Noto jokes that while Estep and his assistants handle most of the coaching — Noto only learned how to skeet shoot this year — he functions as the team’s chief financial officer.
“I go out and make sure we have the money to keep things going,” Noto said.
Each time the team has needed something, the community has been highly receptive, Estep said.
“The school bought us a gun safe,” Estep said. “Everything else has been through sponsors.”
Sponsors are especially important to the team because, without them, the students would have to foot the bill.
“There’s some financial support by the parents required if we can’t find a sponsor,” Estep said. “There are some kids who would love to be on the team, but just can’t afford it.”
Despite the difficulties, Estep swears by the importance of the sport.
“Every kid can’t play football or baseball or even soccer,” Estep said. “We need other sports, and shooting was the most popular one for a long time.”
For Estep, teaching kids to shoot guns is an important task — one he considers central to his life now.

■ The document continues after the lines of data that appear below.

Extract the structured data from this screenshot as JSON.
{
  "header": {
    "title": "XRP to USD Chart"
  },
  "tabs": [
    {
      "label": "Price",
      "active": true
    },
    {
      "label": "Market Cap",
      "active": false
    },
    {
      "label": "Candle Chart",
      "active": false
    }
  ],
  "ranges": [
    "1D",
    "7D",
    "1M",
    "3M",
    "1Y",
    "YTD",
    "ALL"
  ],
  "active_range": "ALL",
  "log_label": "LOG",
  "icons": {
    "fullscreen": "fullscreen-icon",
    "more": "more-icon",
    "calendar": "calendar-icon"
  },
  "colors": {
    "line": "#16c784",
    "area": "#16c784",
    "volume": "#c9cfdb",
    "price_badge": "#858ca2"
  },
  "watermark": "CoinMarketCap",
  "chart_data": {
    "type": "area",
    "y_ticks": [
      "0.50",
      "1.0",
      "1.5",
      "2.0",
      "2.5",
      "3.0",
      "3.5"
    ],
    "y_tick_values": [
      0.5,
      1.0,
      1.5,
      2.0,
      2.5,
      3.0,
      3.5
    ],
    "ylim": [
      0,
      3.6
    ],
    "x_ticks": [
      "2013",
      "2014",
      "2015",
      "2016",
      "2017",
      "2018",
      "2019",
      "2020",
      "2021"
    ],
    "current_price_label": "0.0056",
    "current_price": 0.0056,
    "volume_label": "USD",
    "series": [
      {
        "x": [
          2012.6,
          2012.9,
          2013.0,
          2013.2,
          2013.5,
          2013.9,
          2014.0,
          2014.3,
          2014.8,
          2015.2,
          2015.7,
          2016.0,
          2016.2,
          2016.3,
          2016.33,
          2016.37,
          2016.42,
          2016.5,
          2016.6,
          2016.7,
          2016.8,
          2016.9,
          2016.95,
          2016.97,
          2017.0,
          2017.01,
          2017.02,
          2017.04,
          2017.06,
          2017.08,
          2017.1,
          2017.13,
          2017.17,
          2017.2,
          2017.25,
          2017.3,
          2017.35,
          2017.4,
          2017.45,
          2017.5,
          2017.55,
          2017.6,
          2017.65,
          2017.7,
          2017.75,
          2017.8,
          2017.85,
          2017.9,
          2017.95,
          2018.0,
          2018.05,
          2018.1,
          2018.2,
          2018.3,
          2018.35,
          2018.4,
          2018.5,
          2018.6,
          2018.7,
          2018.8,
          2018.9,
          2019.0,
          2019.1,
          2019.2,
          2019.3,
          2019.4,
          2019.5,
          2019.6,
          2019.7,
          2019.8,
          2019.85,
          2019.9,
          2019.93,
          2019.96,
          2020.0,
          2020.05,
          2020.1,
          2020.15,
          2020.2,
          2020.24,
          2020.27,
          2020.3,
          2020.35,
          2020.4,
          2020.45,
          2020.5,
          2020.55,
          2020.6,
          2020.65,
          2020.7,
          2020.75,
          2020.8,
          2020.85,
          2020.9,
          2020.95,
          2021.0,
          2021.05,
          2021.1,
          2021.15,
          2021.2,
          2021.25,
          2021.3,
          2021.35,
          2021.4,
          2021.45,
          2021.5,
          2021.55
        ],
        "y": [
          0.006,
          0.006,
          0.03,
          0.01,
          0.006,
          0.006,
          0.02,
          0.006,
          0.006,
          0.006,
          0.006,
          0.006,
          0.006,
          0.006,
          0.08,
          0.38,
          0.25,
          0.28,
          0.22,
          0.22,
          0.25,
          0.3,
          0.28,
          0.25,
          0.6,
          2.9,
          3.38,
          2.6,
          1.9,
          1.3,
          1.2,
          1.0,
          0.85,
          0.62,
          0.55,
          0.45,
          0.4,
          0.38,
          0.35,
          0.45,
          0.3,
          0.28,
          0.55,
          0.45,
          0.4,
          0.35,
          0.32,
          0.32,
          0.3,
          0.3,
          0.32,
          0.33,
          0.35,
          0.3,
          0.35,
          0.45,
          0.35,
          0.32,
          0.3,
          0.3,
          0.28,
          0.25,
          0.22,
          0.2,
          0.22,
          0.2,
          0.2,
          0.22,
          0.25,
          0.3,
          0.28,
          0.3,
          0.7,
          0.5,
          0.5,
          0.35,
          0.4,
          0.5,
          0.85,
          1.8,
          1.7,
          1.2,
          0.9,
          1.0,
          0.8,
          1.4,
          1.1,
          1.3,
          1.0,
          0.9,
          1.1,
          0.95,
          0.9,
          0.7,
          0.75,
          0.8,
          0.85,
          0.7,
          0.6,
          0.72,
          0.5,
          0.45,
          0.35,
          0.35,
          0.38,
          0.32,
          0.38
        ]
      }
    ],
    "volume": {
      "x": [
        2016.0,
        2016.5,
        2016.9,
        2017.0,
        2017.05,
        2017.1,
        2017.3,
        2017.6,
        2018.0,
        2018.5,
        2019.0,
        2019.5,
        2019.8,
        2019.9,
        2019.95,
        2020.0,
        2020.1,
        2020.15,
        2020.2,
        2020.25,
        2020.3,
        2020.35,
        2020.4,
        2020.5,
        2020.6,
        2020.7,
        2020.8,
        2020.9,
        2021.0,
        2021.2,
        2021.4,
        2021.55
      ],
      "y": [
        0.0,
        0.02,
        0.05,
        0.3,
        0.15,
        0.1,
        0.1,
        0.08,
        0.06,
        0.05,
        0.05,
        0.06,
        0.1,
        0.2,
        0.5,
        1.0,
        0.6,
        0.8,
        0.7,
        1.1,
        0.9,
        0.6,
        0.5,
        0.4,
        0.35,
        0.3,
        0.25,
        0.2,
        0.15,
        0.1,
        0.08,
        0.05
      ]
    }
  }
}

“It’s just the responsibility of learning to shoot a gun,” he said. “In our sport, safety is extremely important. Shooting isn’t a physical, so much as a mental sport.”
Texas City’s skeet shooting team has ranked as high as sixth in the state of about 250 schools participating.
“Shooting is the fastest-growing sport across the nation,” Noto said.
With men like Estep helping to impart a passion for shooting, he hopes that trend will only continue, he said.